I saggi non sostituiscono il Parlamento
Il senatore Filippo Bubbico, 59 anni, architetto, è l`unico «saggio» lucano tra le 10 personalità scelte dal presidente della Repubblica, Napolitano. Sindaco del paese d`origine (Montescaglioso), poi assessore e presidente della giunta della Basilicata). Qui ha lasciato un segno su intese come quelle sulla gestione delle risorse idriche e sulle compensazioni per le estrazioni petrolifere (prima dell`accordo con Eni, le Regioni non ricevevano royalty dalle compagnie petrolifere). Da governatore lucano fu protagonista dell`aspra battaglia, infine vinta dal popolo lucano, contro il progetto di insediare, in una grotta di salgemma di Terzo Cavone, a Scanzano Jonico, il deposito unico nazionale di scorie nucleari. È stato poi, tra l`altro, sottosegretario allo Sviluppo economico (nel secondo governo Prodi) e ora è presidente della Commissione sul patto di stabilità.
 Senatore Bubbico, in un Paese che ha smarrito i freni inibitori, che al confronto preferisce insulto e turpiloquio, come si sente a essere stato considerato ufficialmente ‘saggio’?
 «La definizione è, per la verità, una semplificazione giornalistica…».
 E allora cosa siete?
«Il Presidente della Repubblica ha ritenuto di intervenire in una situazione transitoria e di stallo del Paese nella quale si concentrano diverse complessità: il semestre bianco con la conclusione del mandato del Capo dello Stato, la difficoltà a formare un governo…».

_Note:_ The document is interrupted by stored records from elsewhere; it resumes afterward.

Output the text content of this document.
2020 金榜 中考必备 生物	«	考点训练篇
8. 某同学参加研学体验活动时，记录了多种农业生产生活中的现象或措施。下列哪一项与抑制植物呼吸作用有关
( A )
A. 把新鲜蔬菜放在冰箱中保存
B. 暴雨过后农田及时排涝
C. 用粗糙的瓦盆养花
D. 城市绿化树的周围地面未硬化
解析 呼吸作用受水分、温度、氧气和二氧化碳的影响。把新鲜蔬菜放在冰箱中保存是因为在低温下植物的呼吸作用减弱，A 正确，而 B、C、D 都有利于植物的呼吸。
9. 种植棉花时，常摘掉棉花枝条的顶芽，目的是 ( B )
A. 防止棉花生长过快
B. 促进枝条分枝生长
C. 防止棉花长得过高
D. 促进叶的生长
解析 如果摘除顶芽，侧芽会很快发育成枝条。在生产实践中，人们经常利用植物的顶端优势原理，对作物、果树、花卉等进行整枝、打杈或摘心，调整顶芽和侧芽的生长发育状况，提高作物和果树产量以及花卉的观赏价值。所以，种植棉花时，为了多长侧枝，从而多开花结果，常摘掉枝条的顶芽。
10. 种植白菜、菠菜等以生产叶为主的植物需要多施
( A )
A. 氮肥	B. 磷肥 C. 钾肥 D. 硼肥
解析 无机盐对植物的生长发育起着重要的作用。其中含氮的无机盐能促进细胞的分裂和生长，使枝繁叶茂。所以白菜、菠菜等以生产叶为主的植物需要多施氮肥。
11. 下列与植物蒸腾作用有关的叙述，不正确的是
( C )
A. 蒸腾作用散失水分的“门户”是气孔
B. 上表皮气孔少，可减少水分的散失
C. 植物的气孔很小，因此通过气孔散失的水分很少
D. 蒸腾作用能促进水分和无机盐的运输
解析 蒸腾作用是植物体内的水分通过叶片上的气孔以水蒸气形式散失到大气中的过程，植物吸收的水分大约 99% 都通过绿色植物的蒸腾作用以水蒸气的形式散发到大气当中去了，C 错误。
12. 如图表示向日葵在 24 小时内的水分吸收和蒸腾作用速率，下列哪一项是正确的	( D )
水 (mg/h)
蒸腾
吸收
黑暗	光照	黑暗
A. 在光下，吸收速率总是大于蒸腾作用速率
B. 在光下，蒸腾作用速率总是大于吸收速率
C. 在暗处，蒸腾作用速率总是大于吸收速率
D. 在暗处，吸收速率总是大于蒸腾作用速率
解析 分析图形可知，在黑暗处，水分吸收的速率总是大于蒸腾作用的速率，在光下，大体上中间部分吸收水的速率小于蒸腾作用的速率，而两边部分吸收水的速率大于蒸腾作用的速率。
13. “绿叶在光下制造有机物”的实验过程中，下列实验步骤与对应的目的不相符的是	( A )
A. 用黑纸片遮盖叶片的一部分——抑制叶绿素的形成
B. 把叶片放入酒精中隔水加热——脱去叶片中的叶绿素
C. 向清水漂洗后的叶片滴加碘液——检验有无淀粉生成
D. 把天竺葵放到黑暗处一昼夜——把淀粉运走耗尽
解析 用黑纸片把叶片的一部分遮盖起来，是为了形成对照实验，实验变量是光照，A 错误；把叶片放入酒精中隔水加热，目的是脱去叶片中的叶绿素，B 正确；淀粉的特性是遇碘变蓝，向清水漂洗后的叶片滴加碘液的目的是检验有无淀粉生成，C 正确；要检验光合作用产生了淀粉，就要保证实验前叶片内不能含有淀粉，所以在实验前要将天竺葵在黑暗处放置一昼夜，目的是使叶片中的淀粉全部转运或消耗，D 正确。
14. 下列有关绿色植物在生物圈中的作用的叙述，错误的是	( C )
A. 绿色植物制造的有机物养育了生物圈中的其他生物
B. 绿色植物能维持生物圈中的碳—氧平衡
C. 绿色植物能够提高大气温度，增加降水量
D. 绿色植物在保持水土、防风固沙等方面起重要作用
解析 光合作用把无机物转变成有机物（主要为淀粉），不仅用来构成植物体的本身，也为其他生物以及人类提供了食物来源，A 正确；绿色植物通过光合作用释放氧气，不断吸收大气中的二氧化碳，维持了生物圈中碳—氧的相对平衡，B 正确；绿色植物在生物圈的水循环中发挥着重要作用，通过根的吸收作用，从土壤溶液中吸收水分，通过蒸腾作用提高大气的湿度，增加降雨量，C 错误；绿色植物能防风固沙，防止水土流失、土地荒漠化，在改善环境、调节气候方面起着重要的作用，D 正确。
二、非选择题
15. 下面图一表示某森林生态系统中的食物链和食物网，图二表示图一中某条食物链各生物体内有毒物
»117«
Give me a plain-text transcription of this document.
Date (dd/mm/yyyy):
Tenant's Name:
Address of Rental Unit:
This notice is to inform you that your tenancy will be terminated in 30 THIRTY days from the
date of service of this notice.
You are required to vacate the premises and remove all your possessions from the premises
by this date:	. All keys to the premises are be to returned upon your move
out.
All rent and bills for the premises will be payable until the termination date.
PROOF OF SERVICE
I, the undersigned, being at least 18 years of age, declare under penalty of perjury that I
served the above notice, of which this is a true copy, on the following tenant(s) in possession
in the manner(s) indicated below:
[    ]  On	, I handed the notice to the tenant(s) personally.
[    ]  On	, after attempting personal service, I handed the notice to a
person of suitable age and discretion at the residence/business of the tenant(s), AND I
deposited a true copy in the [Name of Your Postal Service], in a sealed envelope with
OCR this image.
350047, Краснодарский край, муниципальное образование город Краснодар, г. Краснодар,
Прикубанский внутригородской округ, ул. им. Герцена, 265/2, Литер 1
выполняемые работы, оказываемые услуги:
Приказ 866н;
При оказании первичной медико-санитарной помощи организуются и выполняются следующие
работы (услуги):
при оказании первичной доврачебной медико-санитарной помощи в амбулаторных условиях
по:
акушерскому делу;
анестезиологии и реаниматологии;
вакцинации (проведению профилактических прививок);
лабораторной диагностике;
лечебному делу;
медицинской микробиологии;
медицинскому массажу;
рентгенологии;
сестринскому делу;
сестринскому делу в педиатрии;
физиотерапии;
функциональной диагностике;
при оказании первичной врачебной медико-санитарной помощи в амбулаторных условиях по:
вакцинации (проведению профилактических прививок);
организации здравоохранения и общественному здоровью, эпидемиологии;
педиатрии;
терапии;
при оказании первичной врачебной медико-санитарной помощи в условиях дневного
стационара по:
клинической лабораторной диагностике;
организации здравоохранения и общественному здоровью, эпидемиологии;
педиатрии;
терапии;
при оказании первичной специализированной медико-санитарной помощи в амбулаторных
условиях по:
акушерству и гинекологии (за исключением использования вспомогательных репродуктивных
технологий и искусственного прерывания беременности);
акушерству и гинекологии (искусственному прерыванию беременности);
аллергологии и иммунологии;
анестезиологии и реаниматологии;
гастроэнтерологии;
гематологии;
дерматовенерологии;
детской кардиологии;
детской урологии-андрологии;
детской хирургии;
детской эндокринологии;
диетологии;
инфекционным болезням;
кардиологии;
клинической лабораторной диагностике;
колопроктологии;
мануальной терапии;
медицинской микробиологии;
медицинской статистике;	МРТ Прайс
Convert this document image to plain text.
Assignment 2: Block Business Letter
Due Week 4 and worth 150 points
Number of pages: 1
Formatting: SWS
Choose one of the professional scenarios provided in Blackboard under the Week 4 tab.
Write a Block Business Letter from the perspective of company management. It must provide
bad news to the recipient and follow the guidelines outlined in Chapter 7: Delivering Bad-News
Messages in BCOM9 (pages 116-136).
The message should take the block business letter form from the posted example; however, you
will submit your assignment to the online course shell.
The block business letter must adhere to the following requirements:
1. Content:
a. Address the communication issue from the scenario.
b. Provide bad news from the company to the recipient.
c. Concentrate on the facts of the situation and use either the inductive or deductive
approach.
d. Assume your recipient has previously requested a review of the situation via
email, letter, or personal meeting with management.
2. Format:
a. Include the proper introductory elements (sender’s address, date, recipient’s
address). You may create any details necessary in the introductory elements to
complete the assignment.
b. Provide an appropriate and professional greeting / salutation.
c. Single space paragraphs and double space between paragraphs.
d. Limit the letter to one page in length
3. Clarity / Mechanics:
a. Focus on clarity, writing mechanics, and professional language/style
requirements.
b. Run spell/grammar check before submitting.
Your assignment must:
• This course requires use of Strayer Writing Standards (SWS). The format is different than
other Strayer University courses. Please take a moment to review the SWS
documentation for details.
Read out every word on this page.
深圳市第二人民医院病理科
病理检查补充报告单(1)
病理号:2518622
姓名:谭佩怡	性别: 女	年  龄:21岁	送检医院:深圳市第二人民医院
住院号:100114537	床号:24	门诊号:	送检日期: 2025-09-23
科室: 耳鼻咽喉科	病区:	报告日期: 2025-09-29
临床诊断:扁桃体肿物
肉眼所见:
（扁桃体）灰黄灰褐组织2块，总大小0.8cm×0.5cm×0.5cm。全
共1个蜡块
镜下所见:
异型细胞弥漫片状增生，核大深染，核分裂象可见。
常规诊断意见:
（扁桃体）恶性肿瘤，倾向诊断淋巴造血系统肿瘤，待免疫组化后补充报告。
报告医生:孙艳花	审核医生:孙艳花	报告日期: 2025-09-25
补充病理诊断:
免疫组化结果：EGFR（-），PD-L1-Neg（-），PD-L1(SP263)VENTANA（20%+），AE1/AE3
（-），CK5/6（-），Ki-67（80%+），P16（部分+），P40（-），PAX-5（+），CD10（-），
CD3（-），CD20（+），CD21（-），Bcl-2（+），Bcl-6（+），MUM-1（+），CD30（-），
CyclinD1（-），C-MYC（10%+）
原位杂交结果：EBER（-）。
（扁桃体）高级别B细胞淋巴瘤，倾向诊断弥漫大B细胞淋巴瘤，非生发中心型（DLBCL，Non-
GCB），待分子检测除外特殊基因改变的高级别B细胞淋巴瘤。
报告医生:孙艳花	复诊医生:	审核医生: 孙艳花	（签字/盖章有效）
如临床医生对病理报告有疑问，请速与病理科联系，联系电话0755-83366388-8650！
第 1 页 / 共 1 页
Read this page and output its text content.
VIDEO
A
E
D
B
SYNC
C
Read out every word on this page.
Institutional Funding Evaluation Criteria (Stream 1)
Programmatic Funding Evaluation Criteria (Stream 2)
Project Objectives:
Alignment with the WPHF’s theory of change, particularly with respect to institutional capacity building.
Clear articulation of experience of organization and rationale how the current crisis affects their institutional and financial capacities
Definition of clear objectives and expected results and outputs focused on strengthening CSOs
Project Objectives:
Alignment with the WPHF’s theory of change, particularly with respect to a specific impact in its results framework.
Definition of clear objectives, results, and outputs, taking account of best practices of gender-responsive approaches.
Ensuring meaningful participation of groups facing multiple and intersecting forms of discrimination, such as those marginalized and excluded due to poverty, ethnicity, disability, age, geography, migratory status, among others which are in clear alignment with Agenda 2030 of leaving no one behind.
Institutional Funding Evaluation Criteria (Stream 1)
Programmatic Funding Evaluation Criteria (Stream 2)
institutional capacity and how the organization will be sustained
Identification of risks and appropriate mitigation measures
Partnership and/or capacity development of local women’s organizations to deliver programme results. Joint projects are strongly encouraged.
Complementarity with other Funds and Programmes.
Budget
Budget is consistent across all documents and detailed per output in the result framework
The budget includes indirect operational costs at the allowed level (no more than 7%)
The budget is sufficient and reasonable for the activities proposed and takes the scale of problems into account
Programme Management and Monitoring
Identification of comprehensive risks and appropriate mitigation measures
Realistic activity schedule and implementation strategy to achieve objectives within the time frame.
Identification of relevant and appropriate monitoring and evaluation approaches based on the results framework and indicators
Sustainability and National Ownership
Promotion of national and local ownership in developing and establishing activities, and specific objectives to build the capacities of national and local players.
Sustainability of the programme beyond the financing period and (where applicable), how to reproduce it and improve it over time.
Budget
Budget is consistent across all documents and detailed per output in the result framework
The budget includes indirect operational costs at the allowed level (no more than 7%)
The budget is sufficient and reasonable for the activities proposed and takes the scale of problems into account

 E ha convocato dieci saggi…
«Ha voluto mettere in campo due gruppi di lavoro per accompagnare l`attività del governo Monti». Dopo i primi applausi, però, fra i partiti sono emersi dubbi e titubanze. I critici hanno ragione o torto? «Si tratta di una situazione straordinaria, con organismi che resteranno in carica finché non saranno costituite le commissioni ordinarie. I gruppi di lavoro non hanno la pretesa di risolvere una crisi che è assai profonda. Non sospendono il dibattito democratico, nè possono costruire intese per una possibile convergenza di governo. Cosa che può derivare solo dall`iniziativa dei partiti e dei gruppi parlamentari».
Però possono creare uno spazio di confronto. O no?
«Certamente».
Magari possono mettere a fuoco risposte condivise alle emergenze del Paese sul piano economico e sociale e su quello istituzionale…
 «Sono le due grandi priorità del Paese. La disperazione di chi perde il lavoro e delle imprese costrette a chiudere e il sistema politico bloccato a causa di una legge elettorale che favorisce l`instabilità, a differenza di quanto accade in altri grandi Paesi».
E l`ingovernabilità lascia irrisolte le emergenze vere. Da dove bisogna ripartire?
«In primo luogo dal lavoro. Per creare lavoro bisogna rimettere in moto l`economia. Bisogna intervenire subito a partire dal fisco. Urge risolvere il problema degli esodati. L`annunciato sblocco dei pagamenti dei debiti della pubblica amministrazione per le imprese, non sarà risolutivo, ma è un passaggio essenziale per far ripartire il Paese».
E poi?
 «Va ripensato lo scenario di politiche economiche praticato a livello europeo».
Il rigore non basta?
«Non basta. Deve ripartire l`economia reale. Bisogna favorire crescita, equità. Sconfiggere la recessione. Occorre qualificare la spesa pubblica. Senza spesa pubblica l`economia non può ripartire. Ovviamente ci vuole una ‘buona’ spesa pubblica».